By Nelson Hernandez
Washington Post Staff Writer
Wednesday, December 9, 2009; B01
The Montgomery County school system might be forced to increase class sizes and eliminate hundreds of teaching and staff positions if schools don't receive the minimum funding set by Maryland law next year, Superintendent Jerry D. Weast warned at the beginning of what is likely to be a bitter budget battle.
Weast presented the Board of Education with a $2.2 billion budget proposal Tuesday that would increase education spending by $25 million, about 1 percent, and not require any staff cuts.
Under the economic circumstances, the proposal is austere but not terribly painful. However, its foundation rests on whether cash-strapped state and county authorities waive the state's "maintenance of effort" law that sets a minimum level of education spending.
"The budget is bare bones, you know, but what we need to sustain the system," said school board President Patricia O'Neill (Bethesda-Chevy Chase). "Obviously we would all like to be in gravy time, but we're not."
Weast said he believes his funding is in jeopardy, and that it could have dire effects on the budget of the state's largest school system.
"I guess what I'm trying to tell you is that there's ice in the shipping lanes and there are a lot of icebergs," he said at a press briefing.
The county could be allowed to reduce education spending because of the economy, and the state could cut into the geographic cost of education index, a mechanism for funding more expensive counties. Other issues, such as negotiations with the teachers union, haven't been resolved, Weast said.
Attempting to illustrate what might happen if he lost a hypothetical $43 million in funding, Weast offered a list of 21 potential cuts that included the elimination of 534 positions.
The largest single item by far was increasing class sizes by an average of one student per class at each school level. He said this would reduce staffing by 240 classroom teacher positions and save $15.4 million. An additional $6 million cut would eliminate 30 positions in central administration. Transportation of students to optional regular education programs could also be hit, eliminating 65 positions and saving $4.9 million.
These cuts would come on top of about $200 million in cuts over the previous two years, Weast said. Those savings included county employees forgoing their cost-of-living salary increases, hiring freezes and the elimination of more than 120 central office positions.

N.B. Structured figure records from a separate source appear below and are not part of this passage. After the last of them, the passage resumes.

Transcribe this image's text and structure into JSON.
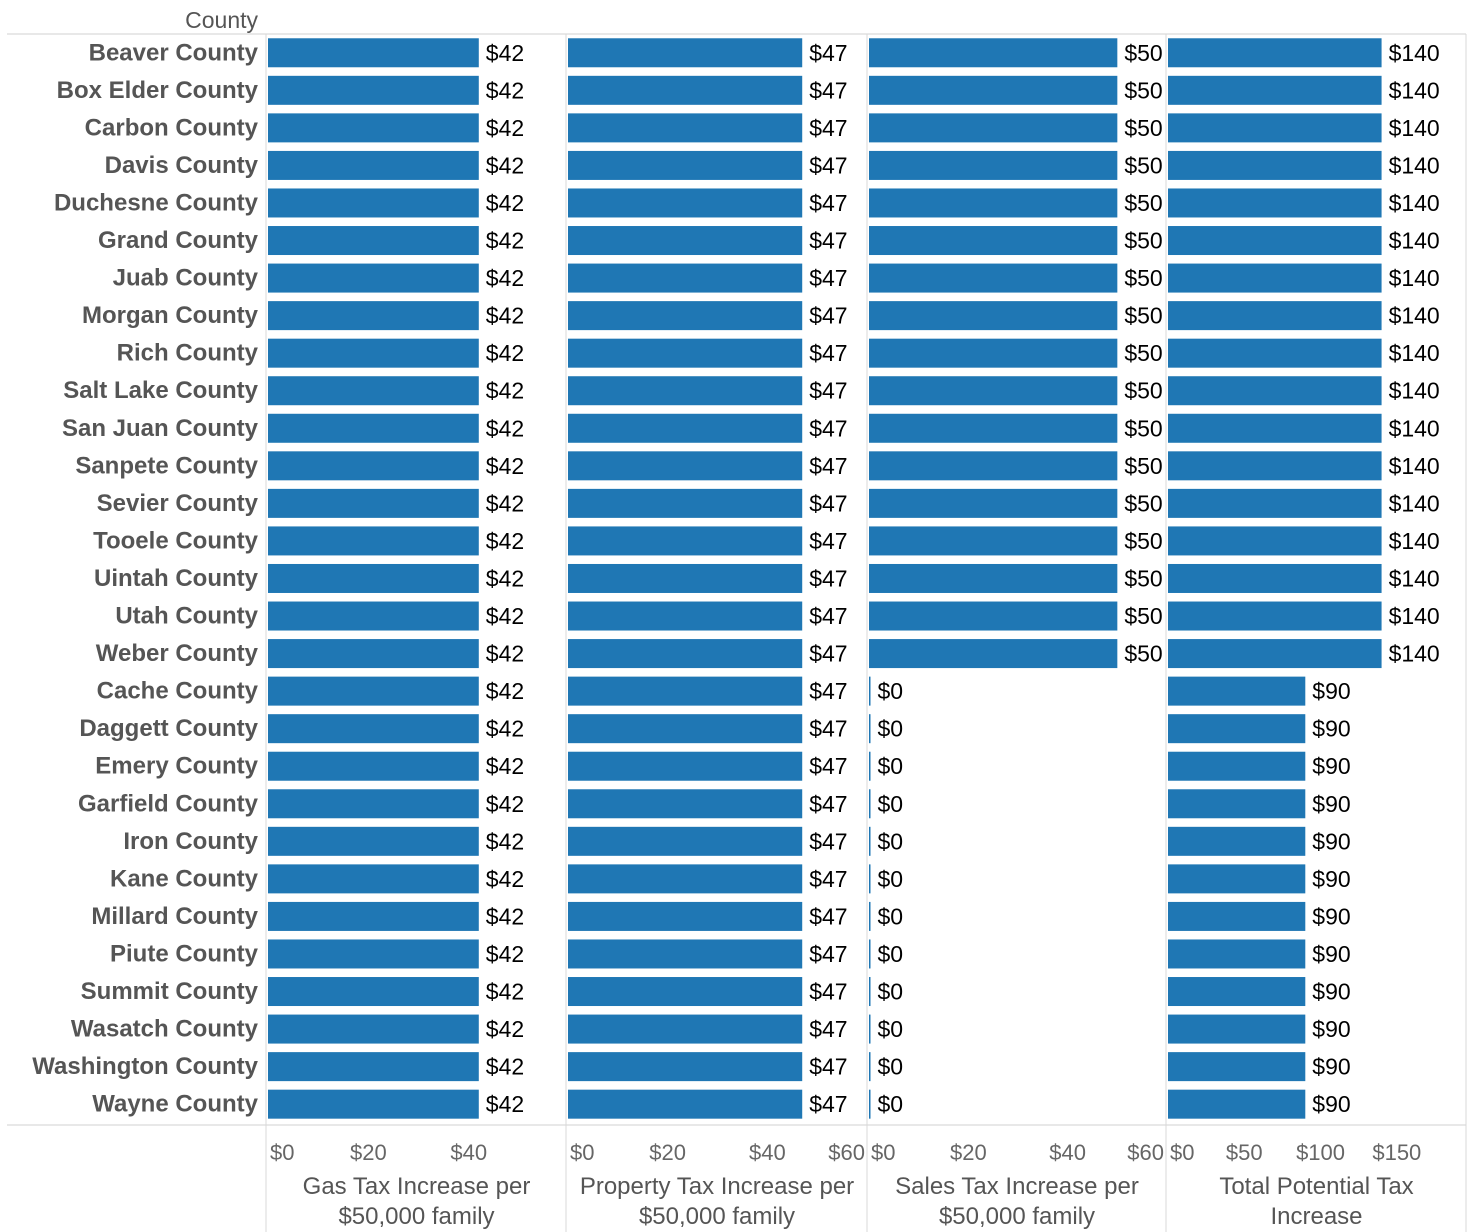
{
  "chart_data": {
    "type": "bar",
    "orientation": "horizontal",
    "row_header": "County",
    "categories": [
      "Beaver County",
      "Box Elder County",
      "Carbon County",
      "Davis County",
      "Duchesne County",
      "Grand County",
      "Juab County",
      "Morgan County",
      "Rich County",
      "Salt Lake County",
      "San Juan County",
      "Sanpete County",
      "Sevier County",
      "Tooele County",
      "Uintah County",
      "Utah County",
      "Weber County",
      "Cache County",
      "Daggett County",
      "Emery County",
      "Garfield County",
      "Iron County",
      "Kane County",
      "Millard County",
      "Piute County",
      "Summit County",
      "Wasatch County",
      "Washington County",
      "Wayne County"
    ],
    "series": [
      {
        "name": "Gas Tax Increase per $50,000 family",
        "values": [
          42,
          42,
          42,
          42,
          42,
          42,
          42,
          42,
          42,
          42,
          42,
          42,
          42,
          42,
          42,
          42,
          42,
          42,
          42,
          42,
          42,
          42,
          42,
          42,
          42,
          42,
          42,
          42,
          42
        ],
        "xlim": [
          0,
          53
        ],
        "ticks": [
          0,
          20,
          40
        ]
      },
      {
        "name": "Property Tax Increase per $50,000 family",
        "values": [
          47,
          47,
          47,
          47,
          47,
          47,
          47,
          47,
          47,
          47,
          47,
          47,
          47,
          47,
          47,
          47,
          47,
          47,
          47,
          47,
          47,
          47,
          47,
          47,
          47,
          47,
          47,
          47,
          47
        ],
        "xlim": [
          0,
          60
        ],
        "ticks": [
          0,
          20,
          40,
          60
        ]
      },
      {
        "name": "Sales Tax Increase per $50,000 family",
        "values": [
          50,
          50,
          50,
          50,
          50,
          50,
          50,
          50,
          50,
          50,
          50,
          50,
          50,
          50,
          50,
          50,
          50,
          0,
          0,
          0,
          0,
          0,
          0,
          0,
          0,
          0,
          0,
          0,
          0
        ],
        "xlim": [
          0,
          60
        ],
        "ticks": [
          0,
          20,
          40,
          60
        ]
      },
      {
        "name": "Total Potential Tax Increase",
        "values": [
          140,
          140,
          140,
          140,
          140,
          140,
          140,
          140,
          140,
          140,
          140,
          140,
          140,
          140,
          140,
          140,
          140,
          90,
          90,
          90,
          90,
          90,
          90,
          90,
          90,
          90,
          90,
          90,
          90
        ],
        "xlim": [
          0,
          196
        ],
        "ticks": [
          0,
          50,
          100,
          150
        ]
      }
    ],
    "value_format": "$",
    "bar_color": "#1f77b4",
    "grid": false,
    "legend": "none"
  }
}
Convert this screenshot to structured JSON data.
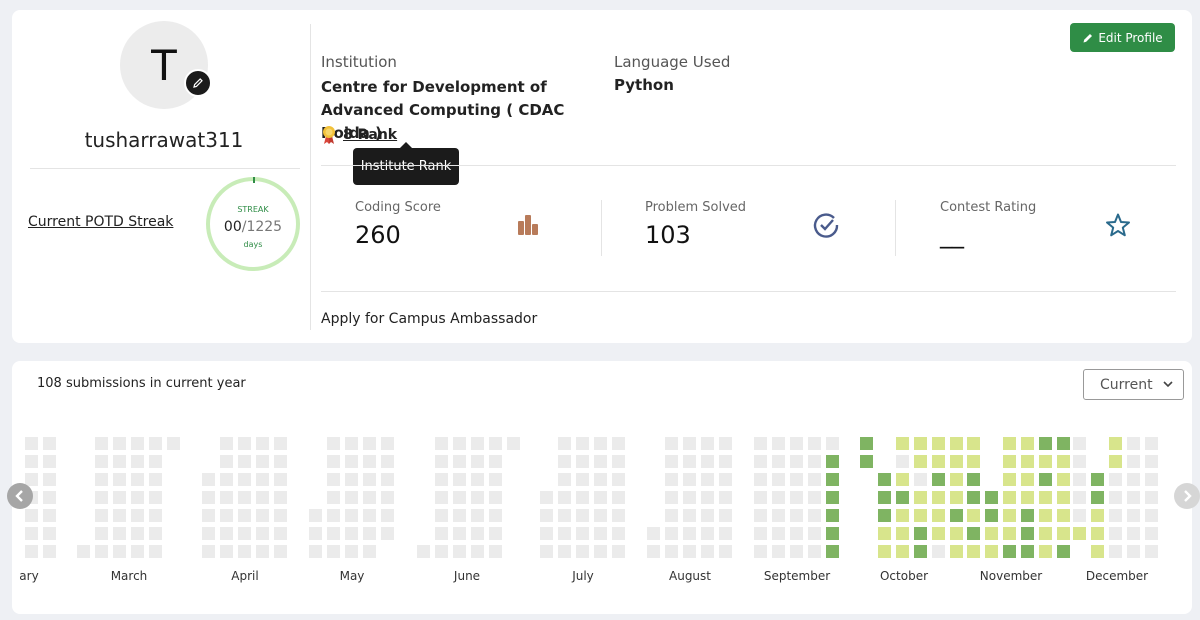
{
  "profile": {
    "avatar_letter": "T",
    "username": "tusharrawat311",
    "potd_label": "Current POTD Streak",
    "streak": {
      "label": "STREAK",
      "current": "00",
      "separator": "/",
      "total": "1225",
      "unit": "days"
    }
  },
  "details": {
    "institution_label": "Institution",
    "institution_value": "Centre for Development of Advanced Computing ( CDAC Noida )",
    "language_label": "Language Used",
    "language_value": "Python",
    "rank_text": "8 Rank",
    "rank_tooltip": "Institute Rank",
    "edit_button": "Edit Profile"
  },
  "stats": [
    {
      "label": "Coding Score",
      "value": "260",
      "icon": "bar-chart-icon",
      "color": "#f9e6dc"
    },
    {
      "label": "Problem Solved",
      "value": "103",
      "icon": "check-circle-icon",
      "color": "#e4e8f6"
    },
    {
      "label": "Contest Rating",
      "value": "__",
      "icon": "star-icon",
      "color": "#e2f1f8"
    }
  ],
  "ambassador_link": "Apply for Campus Ambassador",
  "heatmap": {
    "submissions_text": "108 submissions in current year",
    "year_select": "Current",
    "months": [
      "ary",
      "March",
      "April",
      "May",
      "June",
      "July",
      "August",
      "September",
      "October",
      "November",
      "December"
    ],
    "colors": {
      "empty": "#ebebeb",
      "light": "#d8e58c",
      "dark": "#7fb462"
    },
    "weeks": [
      "eeeeeee",
      "eeeeeee",
      "......e",
      "eeeeeee",
      "eeeeeee",
      "eeeeeee",
      "eeeeeee",
      "e......",
      "..eeeee",
      "eeeeeee",
      "eeeeeee",
      "eeeeeee",
      "eeeeeee",
      "....eee",
      "eeeeeee",
      "eeeeeee",
      "eeeeeee",
      "eeeeee.",
      "......e",
      "eeeeeee",
      "eeeeeee",
      "eeeeeee",
      "eeeeeee",
      "e......",
      "...eeee",
      "eeeeeee",
      "eeeeeee",
      "eeeeeee",
      "eeeeeee",
      ".....ee",
      "eeeeeee",
      "eeeeeee",
      "eeeeeee",
      "eeeeeee",
      "eeeeeee",
      "eeeeeee",
      "eeeeeee",
      "eeeeeee",
      "eddddddd",
      "dd.....",
      "..dddll",
      "leldlll",
      "llelldd",
      "lldllle",
      "lllldll",
      "llddldl",
      "...ddll",
      "lllllld",
      "llllddd",
      "dldllll",
      "dllllld",
      "eeeeel",
      "..ddlll",
      "lleeeee",
      "eeeeeee",
      "eeeeeee",
      "eeeeee."
    ]
  }
}
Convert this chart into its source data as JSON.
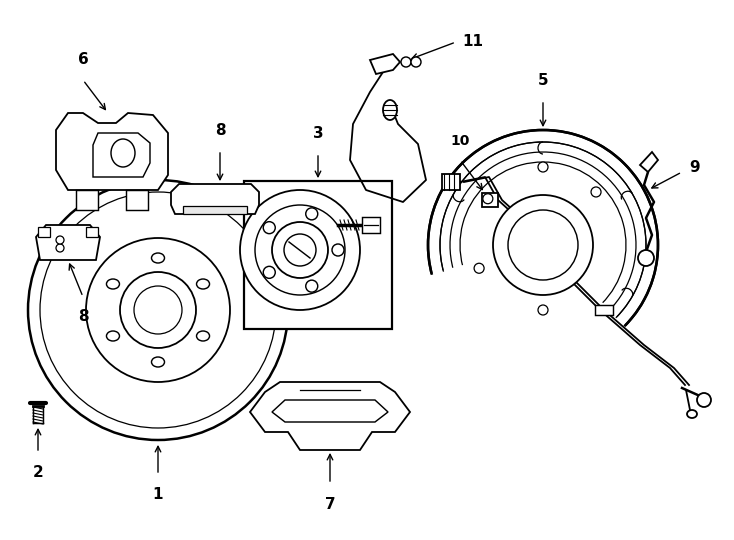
{
  "bg_color": "#ffffff",
  "line_color": "#000000",
  "fig_width": 7.34,
  "fig_height": 5.4,
  "dpi": 100
}
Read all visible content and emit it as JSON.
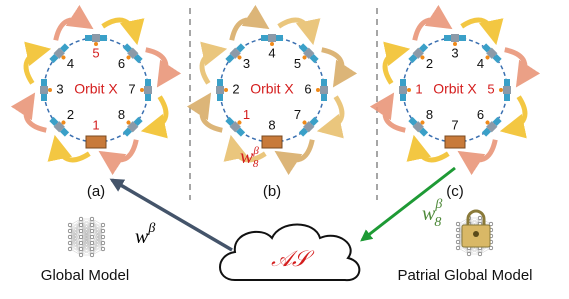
{
  "panels": [
    {
      "label": "(a)",
      "orbit": "Orbit X",
      "satellites": [
        "5",
        "6",
        "7",
        "8",
        "1",
        "2",
        "3",
        "4"
      ]
    },
    {
      "label": "(b)",
      "orbit": "Orbit X",
      "satellites": [
        "4",
        "5",
        "6",
        "7",
        "8",
        "1",
        "2",
        "3"
      ],
      "weight": {
        "base": "w",
        "sub": "8",
        "sup": "β"
      }
    },
    {
      "label": "(c)",
      "orbit": "Orbit X",
      "satellites": [
        "3",
        "4",
        "5",
        "6",
        "7",
        "8",
        "1",
        "2"
      ]
    }
  ],
  "left": {
    "weight": {
      "base": "w",
      "sup": "β"
    },
    "caption": "Global Model"
  },
  "server": "𝒜𝒮",
  "right": {
    "weight": {
      "base": "w",
      "sub": "8",
      "sup": "β"
    },
    "caption": "Patrial Global Model"
  }
}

"The list of potential cuts will trigger huge alarm in the community," O'Neill said. "But it has to be put out there now, because people need to be aware of the potential damages."
Weast said he hoped the seriousness of the potential cuts, which he said could hurt Montgomery's academic performance, would mobilize public support for education spending.
"I think it's very naive of anyone to believe that you can get something for nothing when it comes to a kid's education," Weast said. "I certainly believe the parents and citizens of this county will do everything they can do."
Kay Romero, president of the Montgomery County Council of PTAs, said the possibility of cuts could both shock and galvanize parents.
"This is gonna be a painful, painful process," she said. "We cut so much last year. There's only so much you can cut until you're not delivering services to children. . . . You want to see the budget fully funded, you've got to be there and put children's faces to the money. There's no more being on the sidelines."
Whether Weast will have to turn to his list of possible cuts is up to the politicians. When the county government asked the State Board of Education for a waiver of the education funding law this year, it was rejected. It remains unlikely that the board would grant a waiver to the county in the coming year without a worsening of economic conditions or a change in the political landscape.
"I couldn't imagine them granting a waiver," Romero said. "If they didn't grant one last year, why would they grant one this year? But you never know."
That leaves state and county lawmakers, some of whom have pushed for changes to the law to introduce greater flexibility in funding education during tough times.